Employers are becoming increasingly concerned with the well-being of their employees. As a result, they are trying to learn how to help their employees be well. To accomplish this task, many companies are looking at what a variety of wellness experts (e.g., doctors, nurses, psychologists, nutritionists, wellness companies, etc.) have had to say about wellness. Surprisingly, the work of philosophers, who have been studying well-being for thousands of years, is rarely consulted. This should be rectified. While philosophers are certainly not the only authorities on well-being, the amount of time that they have spent studying wellness along with the intellectual rigor with which they have carried out their studies suggests that they must have some unique insights about what it takes to be well. As a result, wellness focused employers would do well to become acquainted with the philosophers take on well-being.

The Fundamental Components Of Wellness

Philosophers of well-being are primarily concerned with what we might call the fundamental components of wellness. These are items, objects, states of mind, states of the body, etc. that are good for individuals on their own and regardless of whether or not they bring about anything else that is good for them. They stand in contrast to things like money or power, which, though not good for people on their own, provide people with the ability to acquire things that are good for them on their own. For example, someone may use money to pay for a trip where they visit friends and family.

Due to their special interest in the fundamental components of wellness, the philosophical study of well-being has been dominated by repeated attempts to identify them. The most popular proposals are typically placed into one of the following three families of theories. These include.

Hedonism: According to hedonistic theories of well-being, only pleasure (or happiness), is a fundamental ingredient of wellness. Everything else that is good for people is good for them when and because it brings about happiness.

Desire-Satisfactionism: Theories of well-being in this particular family claim that having one’s desires satisfied is the fundamental wellness ingredient.

Objective List Theories: This category has, over time, become a catch all for any theory of well-being that is not covered by the previous two categories. Often, objective list theories state that there is more than one fundamental component of wellness. For example, they may claim that both being happy and having one’s desires satisfied are fundamental components of wellness. Objective list theories also typically include other items aside from pleasure and desire satisfaction (e.g., friendship, intelligence, and health). Furthermore, each of the items on the list may be associated with a particular kind of wellness (e.g., mental wellness, physical wellness, intellectual wellness, etc.)

Wellness Solutions And The Fundamental Components Of Wellness

Wellness solutions are supposed to help individuals be well. Ultimately, this can be accomplished in two ways, both of which involve the fundamental components of wellness. In order to be successful, any wellness solution must either:

  1. Produce, as an immediate consequence of their use, one or more of the components of wellness. Some wellness solutions make those who use them better off immediately and directly as a result of their use. Solutions that focus on behavioral health are often successful in this sense, as they produce, as a direct consequence of their use, a decrease in stress and an increase in happiness.
  2. Make it easier to acquire or keep one or more of the components of wellness down the road. Some wellness solutions may be successful even if they fail to immediately bring about one or more of the fundamental components of wellness. This is because they might put those who have used the solution in a better position to acquire and keep more of these components later on down the line. For example, by increasing expected lifespan, many physical wellness solutions give people more time to either acquire or possess a component of wellness, like happiness, friendships, etc.
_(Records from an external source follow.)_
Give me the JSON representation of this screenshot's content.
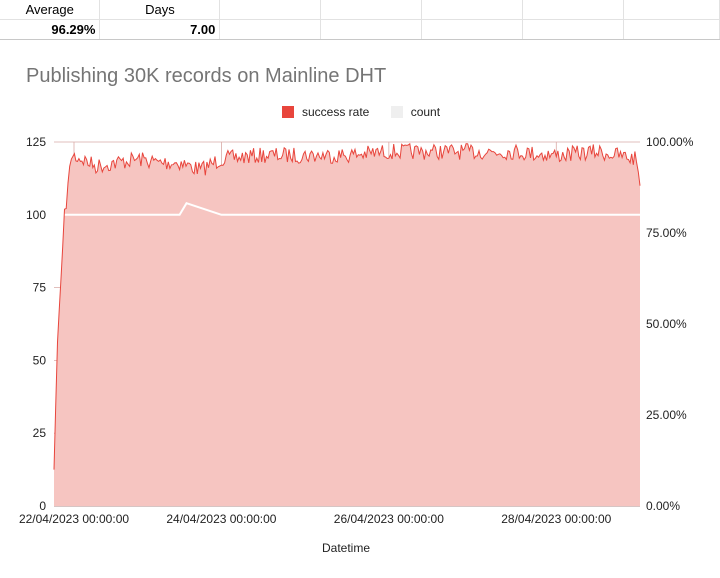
{
  "sheet": {
    "headers": [
      "Average",
      "Days"
    ],
    "values": [
      "96.29%",
      "7.00"
    ]
  },
  "colors": {
    "success_rate": "#e8453c",
    "success_fill": "#f6c5c1",
    "count": "#efefef",
    "count_line": "#ffffff",
    "gridline": "#d9aaa6"
  },
  "chart_data": {
    "type": "area",
    "title": "Publishing 30K records on Mainline DHT",
    "xlabel": "Datetime",
    "ylabel": "",
    "legend_position": "top",
    "grid": true,
    "legend": [
      "success rate",
      "count"
    ],
    "x_range": [
      "2023-04-22 00:00:00",
      "2023-04-29 00:00:00"
    ],
    "x_ticks": [
      "22/04/2023 00:00:00",
      "24/04/2023 00:00:00",
      "26/04/2023 00:00:00",
      "28/04/2023 00:00:00"
    ],
    "y_left": {
      "range": [
        0,
        125
      ],
      "ticks": [
        "0",
        "25",
        "50",
        "75",
        "100",
        "125"
      ]
    },
    "y_right": {
      "range": [
        0,
        1
      ],
      "ticks": [
        "0.00%",
        "25.00%",
        "50.00%",
        "75.00%",
        "100.00%"
      ]
    },
    "series": [
      {
        "name": "success rate",
        "axis": "right",
        "x": [
          "2023-04-22 00:00",
          "2023-04-22 01:00",
          "2023-04-22 03:00",
          "2023-04-22 05:00",
          "2023-04-22 08:00",
          "2023-04-22 12:00",
          "2023-04-22 18:00",
          "2023-04-23 00:00",
          "2023-04-23 06:00",
          "2023-04-23 12:00",
          "2023-04-23 18:00",
          "2023-04-24 00:00",
          "2023-04-24 12:00",
          "2023-04-25 00:00",
          "2023-04-25 12:00",
          "2023-04-26 00:00",
          "2023-04-26 12:00",
          "2023-04-27 00:00",
          "2023-04-27 12:00",
          "2023-04-28 00:00",
          "2023-04-28 12:00",
          "2023-04-28 23:00",
          "2023-04-29 00:00"
        ],
        "values": [
          0.1,
          0.45,
          0.8,
          0.97,
          0.96,
          0.94,
          0.95,
          0.96,
          0.95,
          0.95,
          0.93,
          0.96,
          0.97,
          0.97,
          0.97,
          0.98,
          0.98,
          0.98,
          0.98,
          0.97,
          0.98,
          0.96,
          0.88
        ]
      },
      {
        "name": "count",
        "axis": "left",
        "x": [
          "2023-04-22 00:00",
          "2023-04-22 06:00",
          "2023-04-23 12:00",
          "2023-04-23 14:00",
          "2023-04-24 00:00",
          "2023-04-28 00:00",
          "2023-04-29 00:00"
        ],
        "values": [
          100,
          100,
          100,
          104,
          100,
          100,
          100
        ]
      }
    ]
  }
}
Whether or not a wellness solution is successful in either of these ways, however, depends on what the ingredients of wellness are. Since, perhaps unsurprisingly, philosophers have not come to an agreement about what the components of wellness are, it might seem as though they are not yet in a position to evaluate the effectiveness of wellness solutions. This reaction, while understandable, is misguided. Though philosophers ought to consider the work that philosophers have done, they are not obligated to wait for a philosophical consensus about well-being to arise before they decide for themselves what it takes to be well.

At the same time, the lack of agreement amongst philosophers might suggest that employers should alter their approach to making their employees well either by:

  1. Being transparent with their employees: If you are relying on a particular theory of well-being, let your employees know. This will help them feel that their employer has done its research and knows what it is talking about when it comes to their wellness suggestions.
  2. Letting their employees decide for themselves: Employees may be just as good as their employer at deciding what the fundamental components of wellness are. As a result, companies might incorporate what they have learned about the philosophy of well-being by soliciting employee opinions on the nature of wellness. Employers can then use this information to determine which wellness solutions make the most sense for their employees in light of their views on theories of wellness that philosophers have proposed.